Gor explained that Swiggy's primary objective with the fundraise is to go 'toe-to-toe with Blinkit', which already possesses a formidable cash reserve of close to ₹18,000 crore. Combined, the two main rivals now command a cash pile of approximately ₹35,000 crore. This financial muscle is expected to fuel an intense battle for market share, where Swiggy has recently ceded ground. "They have lost market share. They will attempt to add more stores and gain back," Gor stated, predicting that aggressive pricing and discounting will continue to be primary strategies. He said this cash pile could mean a 'bonanza for customers' through continued discounting, as companies prioritise growth.

Addressing concerns about a potential bubble, highlighted by Blinkit CEO Albinder Dhindsa's recent comments, Gor acknowledged that in the market crowded with six or seven large players, consolidation is inevitable. However, he believes the narrative is shifting from pure growth towards demonstrating profitability. "I believe right now they are shifting the narrative back again to profitability… I think the year of 2026 might be -- 'you have a warchest, but show me you can be profitable," he commented.

For investors looking to gain exposure to the quick commerce space, Gor identified a clear frontrunner. "Blinkit is by and far the leader in terms of size, in terms of unit volumes, in terms of profitability metrics as well as the growth rate that they are showing. So that is a clear winner in our view," he advised. Bernstein expects Blinkit to remain the leader for the next three to four years, making its parent company, Zomato, the natural winner and a recommended long-term investment. The upcoming Initial Public Offering (IPO) from Zepto is another factor set to influence the competitive dynamics.

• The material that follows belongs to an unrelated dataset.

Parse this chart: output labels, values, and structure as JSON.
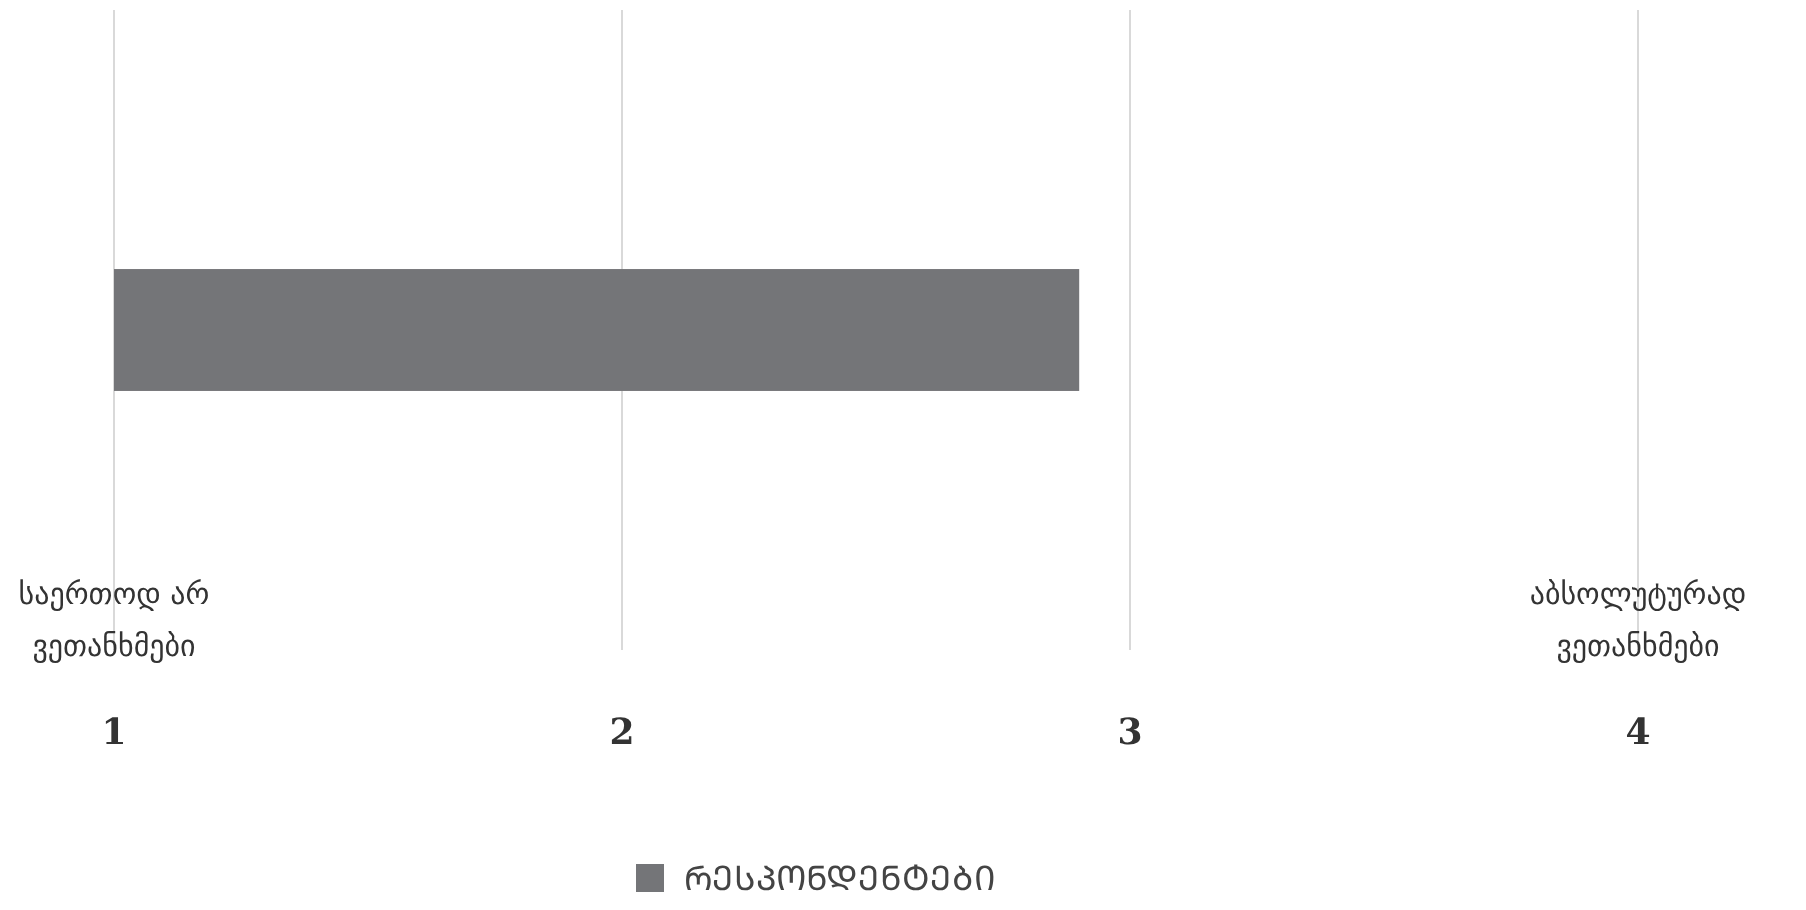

While Zomato remains the top pick, Gor cautioned that the competitive landscape will evolve significantly over the next 12 months. "The landscape today versus 12 months later will be very different. So there will be ups and downs. You might get a better price depending on what happens with the rest of the competition," he concluded, suggesting that the impending sector 'war' could present more attractive entry points for investors in Zomato's stock by 2026.